I avoided residential streets as much as possible, opting to head deep into a cluster of industrial buildings, where there was much less chance of encountering people in the dead of night. Keel might've thought I was being reckless, but this was my world, and I knew how it worked. I spotted a vacant single-storey building with the rusting hulk of a dumpster tucked up beside it, and swerved in its direction. Climbing the metal container was easy; jumping up to the lip of the roof and then hoisting myself onto it was trickier, but even so, I managed it like a pro.

For the first time in a long time, I didn't feel like a victim. Not at all.

But something new was bothering me.

As I waited for Keel to catch up, I walked along the perimeter of the roof surveying our surroundings. It was a quiet night, probably a weeknight, when most working folks stayed in and went to bed early. As Keel came into view across the street, I flagged him over, though it was unnecessary; my blood would have led him straight to me anyway.
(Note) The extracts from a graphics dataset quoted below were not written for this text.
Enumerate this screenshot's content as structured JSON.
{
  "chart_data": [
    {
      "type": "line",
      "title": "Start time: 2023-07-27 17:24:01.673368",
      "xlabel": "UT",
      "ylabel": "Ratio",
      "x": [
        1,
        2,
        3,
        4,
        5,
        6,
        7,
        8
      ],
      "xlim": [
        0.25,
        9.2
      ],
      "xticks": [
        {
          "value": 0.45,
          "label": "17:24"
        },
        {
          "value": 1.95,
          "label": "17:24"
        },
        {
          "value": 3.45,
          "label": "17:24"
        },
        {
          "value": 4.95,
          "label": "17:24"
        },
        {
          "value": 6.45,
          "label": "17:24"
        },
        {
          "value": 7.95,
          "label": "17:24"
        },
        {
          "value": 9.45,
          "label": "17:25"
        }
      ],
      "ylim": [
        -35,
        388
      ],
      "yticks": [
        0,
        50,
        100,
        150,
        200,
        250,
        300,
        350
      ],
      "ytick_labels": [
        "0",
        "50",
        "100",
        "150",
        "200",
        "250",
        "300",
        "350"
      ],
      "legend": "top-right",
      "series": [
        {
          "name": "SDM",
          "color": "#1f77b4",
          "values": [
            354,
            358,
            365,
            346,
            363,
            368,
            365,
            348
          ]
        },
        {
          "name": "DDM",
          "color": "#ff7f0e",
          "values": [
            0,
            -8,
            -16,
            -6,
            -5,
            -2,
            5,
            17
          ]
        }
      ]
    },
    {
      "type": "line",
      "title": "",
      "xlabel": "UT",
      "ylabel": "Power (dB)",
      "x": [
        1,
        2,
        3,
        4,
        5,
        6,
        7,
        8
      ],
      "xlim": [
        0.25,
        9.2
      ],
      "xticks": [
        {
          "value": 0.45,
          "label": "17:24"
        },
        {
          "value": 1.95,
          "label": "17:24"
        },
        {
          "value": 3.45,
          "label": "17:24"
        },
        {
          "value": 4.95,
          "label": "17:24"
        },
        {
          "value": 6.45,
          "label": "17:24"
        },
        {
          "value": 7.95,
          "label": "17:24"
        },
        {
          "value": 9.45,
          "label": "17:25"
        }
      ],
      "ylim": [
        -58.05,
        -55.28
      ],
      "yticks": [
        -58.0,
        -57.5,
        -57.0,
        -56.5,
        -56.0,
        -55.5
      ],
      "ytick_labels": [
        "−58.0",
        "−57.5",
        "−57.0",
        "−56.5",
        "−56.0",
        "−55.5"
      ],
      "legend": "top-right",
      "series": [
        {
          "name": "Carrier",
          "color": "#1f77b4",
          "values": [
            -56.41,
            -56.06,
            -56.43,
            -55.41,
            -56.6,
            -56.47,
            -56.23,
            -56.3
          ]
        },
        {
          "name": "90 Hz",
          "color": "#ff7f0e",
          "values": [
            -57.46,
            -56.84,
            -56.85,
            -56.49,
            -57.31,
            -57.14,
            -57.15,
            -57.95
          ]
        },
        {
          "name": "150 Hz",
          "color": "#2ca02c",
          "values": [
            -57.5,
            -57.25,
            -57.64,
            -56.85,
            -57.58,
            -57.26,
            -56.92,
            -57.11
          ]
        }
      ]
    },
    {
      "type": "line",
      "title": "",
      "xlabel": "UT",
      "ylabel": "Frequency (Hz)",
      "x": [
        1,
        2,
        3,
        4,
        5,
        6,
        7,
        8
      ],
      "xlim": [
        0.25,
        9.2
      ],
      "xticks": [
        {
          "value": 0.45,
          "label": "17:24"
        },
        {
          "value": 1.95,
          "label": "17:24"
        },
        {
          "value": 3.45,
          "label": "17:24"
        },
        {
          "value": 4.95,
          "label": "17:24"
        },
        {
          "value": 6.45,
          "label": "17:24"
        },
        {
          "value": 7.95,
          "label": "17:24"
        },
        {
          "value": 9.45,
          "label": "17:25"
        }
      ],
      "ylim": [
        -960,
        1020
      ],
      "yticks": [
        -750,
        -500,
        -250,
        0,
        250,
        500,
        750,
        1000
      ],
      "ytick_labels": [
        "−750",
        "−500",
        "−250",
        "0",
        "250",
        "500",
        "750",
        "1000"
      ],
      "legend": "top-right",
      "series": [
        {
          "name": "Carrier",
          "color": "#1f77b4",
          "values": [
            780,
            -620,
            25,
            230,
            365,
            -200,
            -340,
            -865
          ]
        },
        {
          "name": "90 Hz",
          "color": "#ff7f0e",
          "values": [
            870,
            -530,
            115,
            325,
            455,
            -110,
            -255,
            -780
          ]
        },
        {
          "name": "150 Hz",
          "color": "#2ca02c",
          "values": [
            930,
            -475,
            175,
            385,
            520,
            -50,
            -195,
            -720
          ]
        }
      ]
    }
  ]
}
I could tell he was angry even before he set foot on the roof, but the way he stormed towards me cemented it. His expression was as hard and unyielding as that of a marble statue.

"Are you crazy?" he shouted. "Someone is going to see us!"

"You're overreacting," I said.

"How am I overreacting? Do you have any idea how bad it would be if humans found out about us?"

"Yes, Keel, I get it, you don't have to keep telling me, especially when there's no danger of that happening." He should have known that too. His senses should have been telling him the same things mine were.

"And how can you be so sure of that?"

"The closest human is inside that building across the street and the nearest one outdoors is more than a block away." Keel's anger turned to shock. Once that faded, all that remained was a slick veneer of worry. But, for once, I wasn't worried. Nothing bad could feel this good. "But there's one thing I still don't get," I continued. "If this is how you experience the world, why did it take your father's troops so long to find me in the smashed-down cabin?"

Keel looked confused, as if he couldn't make sense of the question.

"The cabin, remember," I said. "I showed you it that night we discovered I could share things when you drank my blood."